Mutterseelenallein come Vita (9) and Diamante (12) in 1903 from their desperately poor native village Tufo di Minturno (province of Caserta) on Ellis Iceland to. In the tangle of thousands of poor immigration Williger they manage to smuggle through the strict control procedures, they that the soil of the New World can enter: New York
In the working class neighborhood of Little Italy operates Vitas Father Agnello (the first from! Tufo, who had taken the plunge with his American wife Lena and brother Nicola ( “Coca-Cola”) a shabby small pension) where day laborers to stay makeshift.
Here also feed Vita and Diamante, but must tackle vigorously with. This applies to all family members (other than the host, the sufficient to keep the reins in his hand): No work is too hard, too dirty or immoral. In these miserable conditions the children all possible types and their machinations to meet: pitiful, broken, questionable, courageous, life-efficient, ruthless. These are the years in which Italian gangs their infamous craft of extortion increasingly bolder and bolder and try mysterious organizations such as the “Mano Nera” establish; whose future we know, yes.
In the chaotic Moloch the metropolis whose daily lives and roads are portrayed gripping, the two children beat bravely through, from job to job. The older and more mature they become, the more they learn together, the stronger growing connectedness, trust and affection between them, and yet they eventually lose each other in the maze of events from the eyes. Diamante drives it in search of more lucrative work on some intermediate stations on the railway construction sites in the West, where he suffers Unfassliches before he wears down returns to his Italian homeland.
Vita will remain in New York and built over the years a successful restaurant.

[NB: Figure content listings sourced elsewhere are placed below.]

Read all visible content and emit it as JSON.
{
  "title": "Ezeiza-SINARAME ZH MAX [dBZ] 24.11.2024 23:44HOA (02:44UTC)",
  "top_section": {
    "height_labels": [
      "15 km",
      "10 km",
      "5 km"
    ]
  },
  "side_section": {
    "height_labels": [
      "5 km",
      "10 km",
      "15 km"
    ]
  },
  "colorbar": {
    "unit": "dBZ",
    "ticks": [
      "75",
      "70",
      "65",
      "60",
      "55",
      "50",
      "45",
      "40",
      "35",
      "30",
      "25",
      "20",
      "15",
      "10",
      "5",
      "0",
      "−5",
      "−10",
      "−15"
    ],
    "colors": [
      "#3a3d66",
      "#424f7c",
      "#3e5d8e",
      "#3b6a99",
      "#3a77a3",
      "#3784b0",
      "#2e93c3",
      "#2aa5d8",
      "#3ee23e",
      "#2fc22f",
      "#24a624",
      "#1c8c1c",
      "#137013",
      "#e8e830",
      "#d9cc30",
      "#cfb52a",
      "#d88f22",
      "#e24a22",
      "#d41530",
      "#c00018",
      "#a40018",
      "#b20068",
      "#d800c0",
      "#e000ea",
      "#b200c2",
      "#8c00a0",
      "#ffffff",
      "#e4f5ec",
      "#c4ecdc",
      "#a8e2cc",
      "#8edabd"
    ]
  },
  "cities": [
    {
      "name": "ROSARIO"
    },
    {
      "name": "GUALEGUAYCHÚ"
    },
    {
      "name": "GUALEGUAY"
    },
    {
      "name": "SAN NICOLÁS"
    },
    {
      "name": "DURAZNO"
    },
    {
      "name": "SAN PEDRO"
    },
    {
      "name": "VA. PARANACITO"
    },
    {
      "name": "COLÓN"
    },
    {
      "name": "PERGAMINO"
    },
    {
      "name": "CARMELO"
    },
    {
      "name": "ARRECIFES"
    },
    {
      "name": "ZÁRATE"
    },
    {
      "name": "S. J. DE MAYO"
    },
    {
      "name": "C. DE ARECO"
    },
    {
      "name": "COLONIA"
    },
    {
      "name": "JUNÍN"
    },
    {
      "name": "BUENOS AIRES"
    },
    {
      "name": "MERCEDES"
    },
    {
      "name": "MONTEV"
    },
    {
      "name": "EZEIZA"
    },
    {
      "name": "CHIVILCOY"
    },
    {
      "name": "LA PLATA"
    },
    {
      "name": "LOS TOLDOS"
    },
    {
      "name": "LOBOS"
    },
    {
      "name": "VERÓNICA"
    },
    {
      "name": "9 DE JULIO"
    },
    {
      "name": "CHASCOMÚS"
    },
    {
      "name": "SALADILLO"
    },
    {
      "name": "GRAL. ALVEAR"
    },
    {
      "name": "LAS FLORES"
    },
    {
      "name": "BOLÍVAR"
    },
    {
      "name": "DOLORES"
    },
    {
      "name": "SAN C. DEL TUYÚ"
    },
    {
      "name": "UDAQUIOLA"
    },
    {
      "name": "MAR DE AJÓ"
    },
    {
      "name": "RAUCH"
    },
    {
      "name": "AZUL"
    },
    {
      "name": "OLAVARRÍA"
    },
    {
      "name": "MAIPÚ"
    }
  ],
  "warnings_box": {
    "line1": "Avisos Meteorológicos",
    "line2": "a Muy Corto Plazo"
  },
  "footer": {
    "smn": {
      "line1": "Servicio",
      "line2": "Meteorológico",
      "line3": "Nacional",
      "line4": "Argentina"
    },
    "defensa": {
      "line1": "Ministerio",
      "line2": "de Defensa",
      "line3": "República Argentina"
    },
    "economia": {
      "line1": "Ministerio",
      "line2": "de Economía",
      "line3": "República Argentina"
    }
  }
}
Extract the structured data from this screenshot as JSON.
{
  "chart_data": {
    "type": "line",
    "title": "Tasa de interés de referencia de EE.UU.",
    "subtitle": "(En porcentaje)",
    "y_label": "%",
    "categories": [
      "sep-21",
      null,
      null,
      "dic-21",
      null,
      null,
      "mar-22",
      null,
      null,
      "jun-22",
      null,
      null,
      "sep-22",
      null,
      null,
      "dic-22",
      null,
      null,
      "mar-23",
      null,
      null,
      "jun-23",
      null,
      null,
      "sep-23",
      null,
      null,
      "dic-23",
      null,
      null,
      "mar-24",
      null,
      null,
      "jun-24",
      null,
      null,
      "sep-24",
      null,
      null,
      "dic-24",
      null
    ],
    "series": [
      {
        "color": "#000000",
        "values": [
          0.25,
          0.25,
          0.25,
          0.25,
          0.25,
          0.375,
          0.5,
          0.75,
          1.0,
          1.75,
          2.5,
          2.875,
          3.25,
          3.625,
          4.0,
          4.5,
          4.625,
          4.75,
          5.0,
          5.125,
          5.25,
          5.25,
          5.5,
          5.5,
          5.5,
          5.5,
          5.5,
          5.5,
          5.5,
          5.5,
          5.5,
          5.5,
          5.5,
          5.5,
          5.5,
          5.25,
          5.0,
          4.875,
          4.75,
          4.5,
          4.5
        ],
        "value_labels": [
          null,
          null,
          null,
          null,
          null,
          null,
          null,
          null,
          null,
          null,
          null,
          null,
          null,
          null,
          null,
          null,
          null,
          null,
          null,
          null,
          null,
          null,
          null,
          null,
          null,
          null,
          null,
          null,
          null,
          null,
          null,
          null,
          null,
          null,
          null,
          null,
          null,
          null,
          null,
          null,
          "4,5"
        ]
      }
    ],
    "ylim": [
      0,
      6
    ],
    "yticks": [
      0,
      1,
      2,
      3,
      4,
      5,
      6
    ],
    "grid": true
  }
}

These harrowing stories that would easily devote an entire novel interweaves Melania G. Mazzucco two other strands whose relationship is not the same as seen , One tells of a young US soldier who landed with the invading forces in Southern Italy (1944) and up Tufo di Minturno is forced out. It is Vitas son, and he is looking Diamante and an answer to the question of why his mother and he never came together.
The third strand is autobiographical. The author tells of the research that they’ve been hired for this novel. For it is the story of her own family, to which she pushed through stories of her father (Diamantes son) and a blind uncle, then from letters, newspapers, New York police archives, passenger and payrolls reconstructed and completed with a lot of imagination and empathy. <
the three-division makes the novel structure complicated and track sometimes difficult, but the wonderful style – sometimes brutally realistic, sometimes fantastic, sometimes in factual Berichtston – can not escape the reader. In retrospect, it is taken the more, knowing that the people actually several – have lived – something like this. About individual fates, this great book reminds (the 2003 Premio Strega received) to the millions of Italians who late 19th and early 20th century left their home bled to search in America their luck, but there usually take place a American Dream rather lived through a nightmare of exploitation, crime, deprivation and hopelessness again.